The Saskatechewan Court of Queen’s Bench dismissed an application for judicial review by an applicant seeking to quash the Law Society’s decision refusing him admission to membership. The court held that as gatekeeper of admissions, the Law Society’s participatory role in judicial review was appropriate and necessary. The Admissions and Education Committee of the Law Society (the “Committee”) and Benchers’ decisions were reviewable on a reasonableness standard on questions of fact and credibility. The standard of correctness applied to questions of law and mixed fact and law. The Committee’s decision, affirmed by the Benchers, denying the applicant’s application for membership on the basis he had not satisfied the Committee of good character, fell within the range of reasonable outcomes having regard to evidence and credibility of witnesses. The Committee did not err in concluding the applicant had not met the onus of proving good character.

25. June 2013 0

Administrative law – Decisions of administrative tribunals – Law Societies – Standing – Barristers and solicitors – Admission to profession – Judicial review – Disclosure – Jurisdiction – Natural justice – Bias – Standard of review – Reasonableness simpliciter – Correctness

DeMaria v. Law Society of Saskatchewan, [2013] S.J. No. 292, 2013 SKQB 178, Saskatchewan Court of Queen’s Bench, May 10, 2013, L.M. Schwann J.
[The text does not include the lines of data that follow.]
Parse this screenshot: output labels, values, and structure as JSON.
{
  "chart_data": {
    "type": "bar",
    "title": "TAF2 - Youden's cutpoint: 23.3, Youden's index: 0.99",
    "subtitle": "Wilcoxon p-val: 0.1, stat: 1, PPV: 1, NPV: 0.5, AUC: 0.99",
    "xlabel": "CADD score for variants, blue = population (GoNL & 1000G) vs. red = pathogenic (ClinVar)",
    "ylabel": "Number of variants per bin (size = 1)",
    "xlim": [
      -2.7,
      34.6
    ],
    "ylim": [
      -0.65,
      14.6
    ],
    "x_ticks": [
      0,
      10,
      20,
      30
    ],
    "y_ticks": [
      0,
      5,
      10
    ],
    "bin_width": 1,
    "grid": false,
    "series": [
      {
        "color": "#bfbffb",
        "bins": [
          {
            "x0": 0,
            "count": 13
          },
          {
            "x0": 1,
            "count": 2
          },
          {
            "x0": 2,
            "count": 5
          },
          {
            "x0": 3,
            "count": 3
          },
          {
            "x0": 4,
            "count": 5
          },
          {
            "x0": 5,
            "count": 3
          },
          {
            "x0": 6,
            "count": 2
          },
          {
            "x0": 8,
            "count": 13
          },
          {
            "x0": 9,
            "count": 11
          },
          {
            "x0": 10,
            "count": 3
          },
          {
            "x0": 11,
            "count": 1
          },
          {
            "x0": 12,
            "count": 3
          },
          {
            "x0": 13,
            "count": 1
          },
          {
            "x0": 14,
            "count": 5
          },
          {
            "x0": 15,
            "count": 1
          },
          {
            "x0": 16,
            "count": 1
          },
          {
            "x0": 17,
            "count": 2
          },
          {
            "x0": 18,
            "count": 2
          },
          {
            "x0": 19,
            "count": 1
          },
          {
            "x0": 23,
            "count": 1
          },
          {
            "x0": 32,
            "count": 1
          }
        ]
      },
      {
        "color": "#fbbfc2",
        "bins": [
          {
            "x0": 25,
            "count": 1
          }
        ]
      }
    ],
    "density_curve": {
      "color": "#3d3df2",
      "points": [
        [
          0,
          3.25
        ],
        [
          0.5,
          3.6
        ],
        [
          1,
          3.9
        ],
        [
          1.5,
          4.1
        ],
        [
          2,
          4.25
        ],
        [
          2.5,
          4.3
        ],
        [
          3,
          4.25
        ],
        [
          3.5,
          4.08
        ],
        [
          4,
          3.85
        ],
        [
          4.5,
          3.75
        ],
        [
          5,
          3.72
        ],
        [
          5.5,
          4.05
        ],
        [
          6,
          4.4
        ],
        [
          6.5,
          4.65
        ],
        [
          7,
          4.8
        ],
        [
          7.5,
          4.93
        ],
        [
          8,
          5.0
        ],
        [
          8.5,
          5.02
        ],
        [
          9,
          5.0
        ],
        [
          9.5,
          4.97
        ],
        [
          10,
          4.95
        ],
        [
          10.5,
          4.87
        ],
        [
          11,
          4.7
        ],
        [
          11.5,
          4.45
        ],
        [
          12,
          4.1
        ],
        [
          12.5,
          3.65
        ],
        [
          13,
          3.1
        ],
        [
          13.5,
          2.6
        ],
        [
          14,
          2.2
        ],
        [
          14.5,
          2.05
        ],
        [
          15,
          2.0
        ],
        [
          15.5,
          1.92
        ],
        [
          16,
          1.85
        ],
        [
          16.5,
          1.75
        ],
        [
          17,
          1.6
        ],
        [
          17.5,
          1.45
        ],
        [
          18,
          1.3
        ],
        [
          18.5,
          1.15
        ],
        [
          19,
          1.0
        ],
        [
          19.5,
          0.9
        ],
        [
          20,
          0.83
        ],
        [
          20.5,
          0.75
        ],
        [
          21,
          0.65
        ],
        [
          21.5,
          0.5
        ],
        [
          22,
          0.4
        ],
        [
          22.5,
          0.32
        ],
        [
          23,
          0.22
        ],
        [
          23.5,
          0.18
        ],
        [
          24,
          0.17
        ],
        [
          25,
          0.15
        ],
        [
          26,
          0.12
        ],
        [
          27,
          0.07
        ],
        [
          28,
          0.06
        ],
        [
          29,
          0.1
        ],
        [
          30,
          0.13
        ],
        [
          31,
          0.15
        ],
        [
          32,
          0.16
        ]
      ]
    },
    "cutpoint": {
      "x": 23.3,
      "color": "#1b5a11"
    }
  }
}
In June 2008, the applicant began articles with the Merchant Law Group. During the course of his articles, a fellow student came forward to the Law Society concerning improper collaboration and cheating on bar course assignments. In doing so, he implicated the applicant. On the heels of his admission, the applicant entered into an agreed statement of facts with the Law Society, taking responsibility for his conduct. The Admissions and Education Committee (the “Committee”) imposed a sanction extending the applicant’s period of articles. In July 2010, the applicant applied to become a Law Society member, submitting with his applicant an affidavit from his principal deposing that he was a “fit and proper person” for admission as well as 30 letters of reference. The Law Society referred the application to the Committee for consideration and the Committee in turn ordered a viva voce hearing to assess the applicant’s application. Following 3 days of hearings, the Committee issued a written decision denying the application on the basis the applicant had not satisfied the Committee of his good character. The Committee concluded that the applicant had demonstrated an ongoing series of inexplicable behaviour that included threatening, a tendancy to physical violence, lying, intimidation and obsessive behaviour. He surreptitiously accessed a fellow lawyer’s computer and regularly taped telephone and personal conversations. He was unable to explain the behaviour, which continued after the cheating incident.

The applicant sought a review of the Committee’s decision before a quorum of Benchers who upheld the Committee’s decision. The applicant then sought judicial review of the Committee’s and Bencher’s decisions.

At judicial review, the applicant raised a preliminary issue with respect to standing of the Law Society in the proceedings, arguing that as a statutory tribunal, its participatory rights were limited to submissions on jurisdiction alone, not the substantive merits. The court noted that self governence of professions has two central features: the authority to license and the ability to discipline. Admission, unlike discipline, requires the Law Society to play a screening role to ensure prospective members have appropriate accreditation and otherwise comply with the Act and Rules. It is not adversarial in nature; there is no “complainant” driving the decision-making function, that is the Law Society is not called upon in admissions to discharge an adjudicative function between two competing parties. As gate-keeper of admissions, the Law Society can hardly be said to be a detached observer, and given the legislative role assigned to the Law Society in acting in the public interest, its participatory role in relation to the admission process was not only appropriate, but necessary.

The reasonableness standard of review applied to questions of fact and credibility. Reasonableness required the court to consider (i) the existence of justification for the reasons; and (ii) the defensibility of the outcome in light of the reasons. On questions of law and mixed fact and law, the standard of correctness should apply.

The court agreed that the Benchers were correct in determining amendments to section 24(1) of the Legal Profession Act did not remove the good character requirement found in Rule 180(1) of the Law Society of Saskatchewan Rules. Assessment of good character must be undertaken with the primary object of public interest and protection, viewed through the touchstones of integrity, knowledge, skill, proficiency and competence. Previously satisfying the good character threshold when being admitted as a student-in-law did not satisfy the good character requirement to be admitted for membership in the Law Society. The signature process by the Committee, signed by the members on different dates and in counterpart, was not fatal. Corrective reformatting of the Committee’s decision by the Law Society did not render the decision a nullity. The Law Society did not err in characterizing the applicant’s application as a question of admission instead of a question of discipline. The Law Society did not err in assessing credibilty of witnesses nor did it err in attaching little weight to the reference letters. The Benchers had necessary quorum and the decision reflected the unanimous decision of the Benchers who heard the review. The applicant had failed to establish a reasonable apprehension of bias.